Détérioration des moines
Bouddha a exposé à ses moines les 8 choses qui mènent à la détérioration d'un moine. Naturellement, ces points valent aussi pour les moines, moniales, sadhous et ermites des autres traditions.
- la complaisance dans les activités
- la complaisance dans les conversations
- la complaisance dans le sommeil
- la complaisance dans la socialisation
- l'absence de protection à l'entrée des facultés sensorielles
- l'absence de connaissance de la bonne mesure avec la nourriture
- la complaisance dans l'association avec les autres
- la complaisance dans la prolifération mentale
Chacun de ces points est à méditer soigneusement.
La bonne hauteur
Mettre la barre trop haute peut être aussi néfaste que de la mettre trop basse. La voie du milieu implique que la barre soit placée à la bonne hauteur.
Si la barre est un tantinet trop basse, vous sombrez dans le confort matériel, vous n'avancez plus. Vous êtes comme le pompier qui verse des tasses d'eau sur les grandes flammes : tout finit par brûler.

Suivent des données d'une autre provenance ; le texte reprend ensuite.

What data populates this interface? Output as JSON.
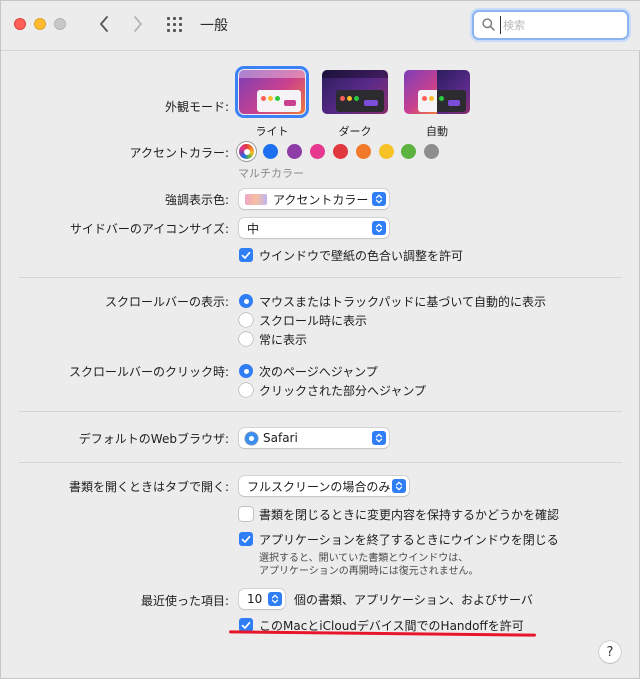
{
  "toolbar": {
    "title": "一般",
    "search_placeholder": "検索"
  },
  "appearance": {
    "label": "外観モード:",
    "options": [
      {
        "name": "ライト",
        "selected": true
      },
      {
        "name": "ダーク",
        "selected": false
      },
      {
        "name": "自動",
        "selected": false
      }
    ]
  },
  "accent": {
    "label": "アクセントカラー:",
    "colors": [
      "multicolor",
      "#1e6ff0",
      "#8e3da6",
      "#e6388e",
      "#e1383f",
      "#f2792a",
      "#f6c228",
      "#5cb340",
      "#8e8e8e"
    ],
    "selected_name": "マルチカラー"
  },
  "highlight": {
    "label": "強調表示色:",
    "value": "アクセントカラー"
  },
  "sidebar_icon": {
    "label": "サイドバーのアイコンサイズ:",
    "value": "中"
  },
  "wallpaper_tint": {
    "label": "ウインドウで壁紙の色合い調整を許可",
    "checked": true
  },
  "scrollbar_show": {
    "label": "スクロールバーの表示:",
    "options": [
      {
        "text": "マウスまたはトラックパッドに基づいて自動的に表示",
        "selected": true
      },
      {
        "text": "スクロール時に表示",
        "selected": false
      },
      {
        "text": "常に表示",
        "selected": false
      }
    ]
  },
  "scrollbar_click": {
    "label": "スクロールバーのクリック時:",
    "options": [
      {
        "text": "次のページへジャンプ",
        "selected": true
      },
      {
        "text": "クリックされた部分へジャンプ",
        "selected": false
      }
    ]
  },
  "browser": {
    "label": "デフォルトのWebブラウザ:",
    "value": "Safari"
  },
  "tabs": {
    "label": "書類を開くときはタブで開く:",
    "value": "フルスクリーンの場合のみ"
  },
  "ask_keep": {
    "label": "書類を閉じるときに変更内容を保持するかどうかを確認",
    "checked": false
  },
  "close_windows": {
    "label": "アプリケーションを終了するときにウインドウを閉じる",
    "checked": true,
    "note_line1": "選択すると、開いていた書類とウインドウは、",
    "note_line2": "アプリケーションの再開時には復元されません。"
  },
  "recent": {
    "label": "最近使った項目:",
    "value": "10",
    "suffix": "個の書類、アプリケーション、およびサーバ"
  },
  "handoff": {
    "label": "このMacとiCloudデバイス間でのHandoffを許可",
    "checked": true
  },
  "help": "?"
}
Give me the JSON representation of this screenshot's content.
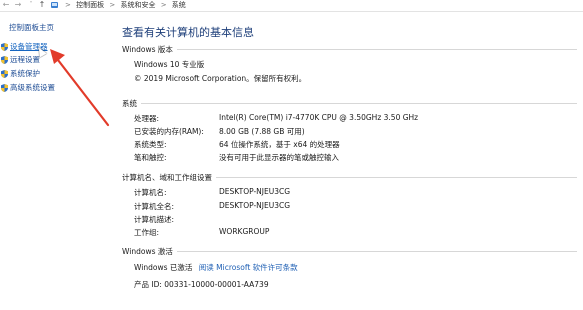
{
  "address_bar": {
    "back_icon": "arrow-left-icon",
    "forward_icon": "arrow-right-icon",
    "dropdown_icon": "chevron-down-icon",
    "up_icon": "arrow-up-icon",
    "folder_icon": "control-panel-icon",
    "separator": ">",
    "crumbs": [
      "控制面板",
      "系统和安全",
      "系统"
    ]
  },
  "sidebar": {
    "home": "控制面板主页",
    "items": [
      {
        "label": "设备管理器",
        "icon": "shield-icon",
        "active": true
      },
      {
        "label": "远程设置",
        "icon": "shield-icon"
      },
      {
        "label": "系统保护",
        "icon": "shield-icon"
      },
      {
        "label": "高级系统设置",
        "icon": "shield-icon"
      }
    ]
  },
  "main": {
    "title": "查看有关计算机的基本信息",
    "edition": {
      "heading": "Windows 版本",
      "name": "Windows 10 专业版",
      "copyright": "© 2019 Microsoft Corporation。保留所有权利。"
    },
    "system": {
      "heading": "系统",
      "rows": [
        {
          "key": "处理器:",
          "value": "Intel(R) Core(TM) i7-4770K CPU @ 3.50GHz   3.50 GHz"
        },
        {
          "key": "已安装的内存(RAM):",
          "value": "8.00 GB (7.88 GB 可用)"
        },
        {
          "key": "系统类型:",
          "value": "64 位操作系统，基于 x64 的处理器"
        },
        {
          "key": "笔和触控:",
          "value": "没有可用于此显示器的笔或触控输入"
        }
      ]
    },
    "computer": {
      "heading": "计算机名、域和工作组设置",
      "rows": [
        {
          "key": "计算机名:",
          "value": "DESKTOP-NJEU3CG"
        },
        {
          "key": "计算机全名:",
          "value": "DESKTOP-NJEU3CG"
        },
        {
          "key": "计算机描述:",
          "value": ""
        },
        {
          "key": "工作组:",
          "value": "WORKGROUP"
        }
      ]
    },
    "activation": {
      "heading": "Windows 激活",
      "status": "Windows 已激活",
      "license_link": "阅读 Microsoft 软件许可条款",
      "product_id": "产品 ID: 00331-10000-00001-AA739"
    }
  },
  "colors": {
    "annotation_arrow": "#e23b2a",
    "link": "#1e5fb4",
    "title": "#1e3f7a"
  }
}
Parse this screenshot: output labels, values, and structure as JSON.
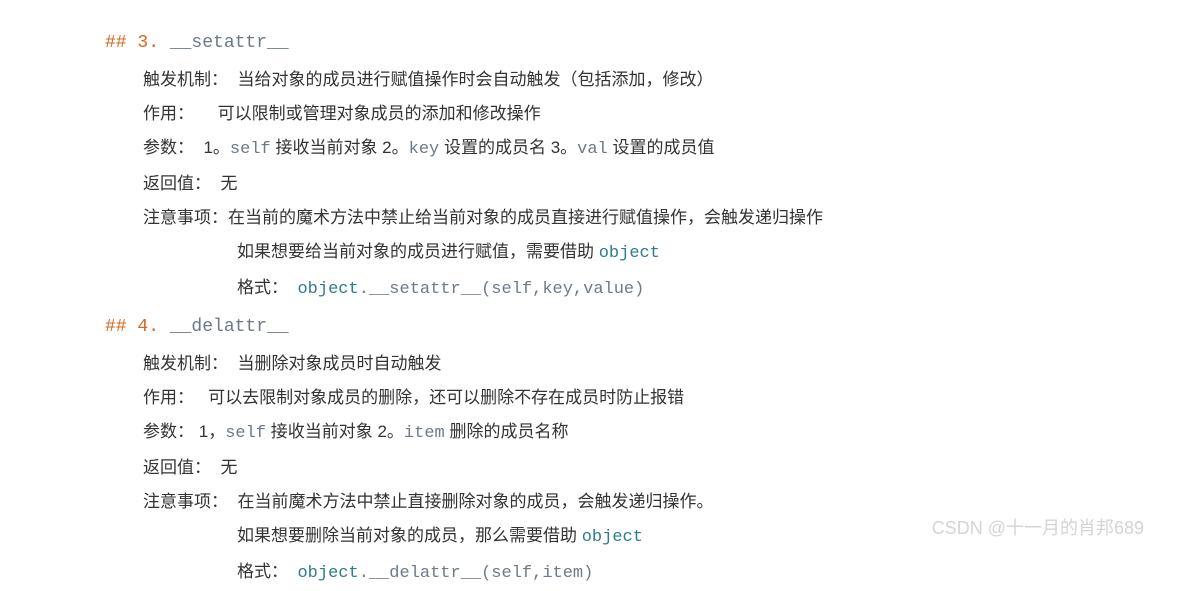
{
  "sections": [
    {
      "heading": {
        "prefix": "## 3. ",
        "method": "__setattr__"
      },
      "lines": {
        "trigger_label": "触发机制：",
        "trigger_text": "当给对象的成员进行赋值操作时会自动触发（包括添加，修改）",
        "use_label": "作用：",
        "use_text": "可以限制或管理对象成员的添加和修改操作",
        "param_label": "参数：",
        "param_text_1": "1。",
        "param_code_1": "self",
        "param_mid_1": " 接收当前对象   2。",
        "param_code_2": "key",
        "param_mid_2": " 设置的成员名   3。",
        "param_code_3": "val",
        "param_mid_3": " 设置的成员值",
        "return_label": "返回值：",
        "return_text": "无",
        "note_label": "注意事项：",
        "note_text_1": "在当前的魔术方法中禁止给当前对象的成员直接进行赋值操作，会触发递归操作",
        "note_text_2_a": "如果想要给当前对象的成员进行赋值，需要借助 ",
        "note_text_2_obj": "object",
        "format_label": "格式： ",
        "format_obj": "object",
        "format_code_a": ".",
        "format_method": "__setattr__",
        "format_code_b": "(self,key,value)"
      }
    },
    {
      "heading": {
        "prefix": "## 4. ",
        "method": "__delattr__"
      },
      "lines": {
        "trigger_label": "触发机制：",
        "trigger_text": "当删除对象成员时自动触发",
        "use_label": "作用：",
        "use_text": "可以去限制对象成员的删除，还可以删除不存在成员时防止报错",
        "param_label": "参数：",
        "param_text_1": "1，",
        "param_code_1": "self",
        "param_mid_1": " 接收当前对象   2。",
        "param_code_2": "item",
        "param_mid_2": " 删除的成员名称",
        "return_label": "返回值：",
        "return_text": "无",
        "note_label": "注意事项：",
        "note_text_1": "在当前魔术方法中禁止直接删除对象的成员，会触发递归操作。",
        "note_text_2_a": "如果想要删除当前对象的成员，那么需要借助 ",
        "note_text_2_obj": "object",
        "format_label": "格式： ",
        "format_obj": "object",
        "format_code_a": ".",
        "format_method": "__delattr__",
        "format_code_b": "(self,item)"
      }
    }
  ],
  "watermark": "CSDN @十一月的肖邦689"
}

Si la barre est un peu trop haute, vous ne tardez pas à vous décourager et à sombrer dans la frustration. Vous êtes comme le pompier qui veut jouer les héros en fonçant tête baissée dans les flammes : il finit par se brûler lui-même.

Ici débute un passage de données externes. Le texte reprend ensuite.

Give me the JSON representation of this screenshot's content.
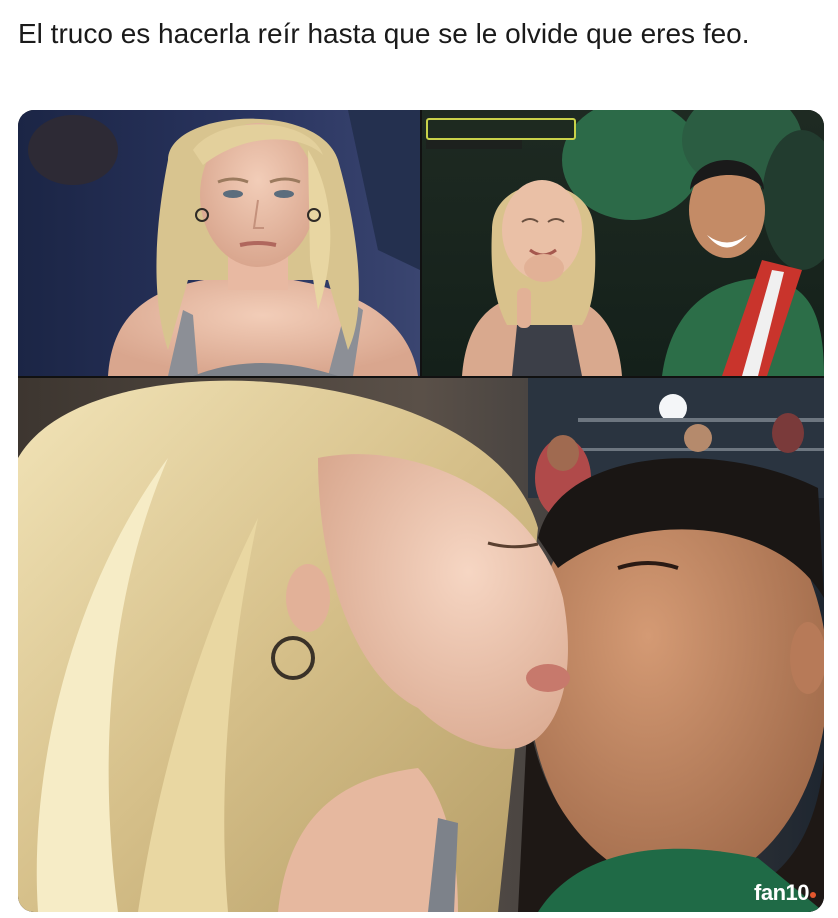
{
  "post": {
    "caption": "El truco es hacerla reír hasta que se le olvide que eres feo."
  },
  "images": {
    "panel_1": "woman-serious-face",
    "panel_2": "woman-laughing-man-smiling-broadcast",
    "panel_3": "couple-kissing-selfie"
  },
  "watermark": {
    "text": "fan10"
  },
  "colors": {
    "background": "#ffffff",
    "text": "#1a1a1a",
    "watermark_dot": "#e4572e"
  }
}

Apprenez patiemment à user de vos efforts, endurance et attention là où il convient de les appliquer. Alors vous acquierrez la capacité d'éteindre les flammes de vos poisons mentaux.
Un bain d'extase ?
À propos de la vie monastique, à cause de certains clichés répandus dans le cinéma et la littérature, nous tendons à entretenir une vision bien erronée. Ainsi, nous nous imaginons volontiers entouré(e) d'une forêt plus verte que verte, dans un petit temple admirablement esthétique, à la toiture asiatique. Nous trônons paisiblement en lotus, au milieu d'une pièce à la décoration zen, parfaitement propre et dont le plancher est d'un bois noble. Dans cette atmosphère de silence délectable, nos journées se passent dans la plus profonde paix.
- Allo, ici la Terre…
Alors que voulons nous ? De beaux fantasmes ou pénétrer au cœur de la réalité ?
Où que tu ailles, tu emportes ton karma avec toi.

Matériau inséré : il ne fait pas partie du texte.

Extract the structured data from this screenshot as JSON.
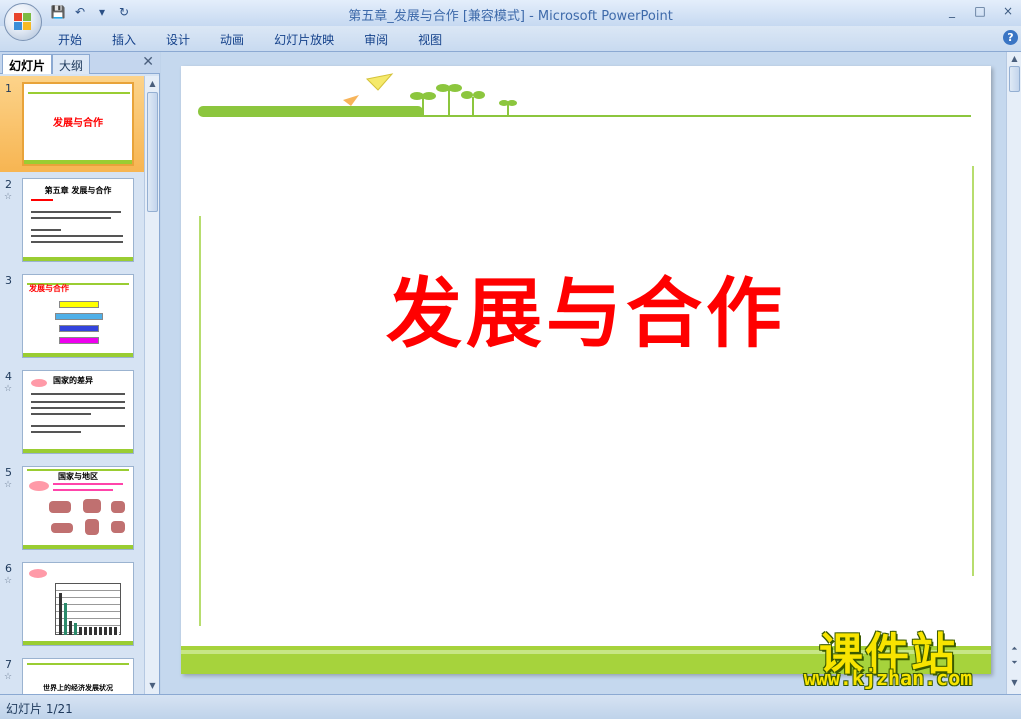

Bien sûr, il peut y avoir des périodes où la méditation apporte un grand confort intérieur. Toutefois, tôt ou tard, le moine se confronte inévitablement à des épreuves… éprouvantes, allais-je dire. Il doit même s'en réjouir, car ceux sont elles qui lui permettent de grimper les marches de l'escalier qui mène à la Délivrance.
Qui est prêt ?
Ceux qui sont prêts pour la vie monastique sont généralement ceux qui ne souhaitent plus rien. Sans porter la robe, ils sont déjà moines dans leur cœur. Ce qui amène à la réflexion suivante : pourquoi ne pas envisager plus simplement de rester une personne qui cultive vertu, méditation et discernement, sans aucun autre projet ?
Mieux vaut être un bon laïc qu'un mauvais moine.
Osons l'affirmer : presque tous ceux qui veulent être moine n'en ont pas la maturité. En revanche, tous ceux-là sont prêts pour s'essayer à une telle expérience, puisque la plupart des ordres monastiques proposent des périodes de noviciat, et même des ordinations temporaires dont vous êtes totalement libre de la durée. Alors pourquoi se priver d'une période d'essai ? Au mieux, vous constaterez que telle est votre vocation. Au pire, vous vivrez une pénétrante expérience qui vous apportera de grands bénéfices, quoi que vous serez amené(e) à faire par la suite.
Avant l'installation complète dans la vie monastique, rien n'est tel qu'une bonne démo.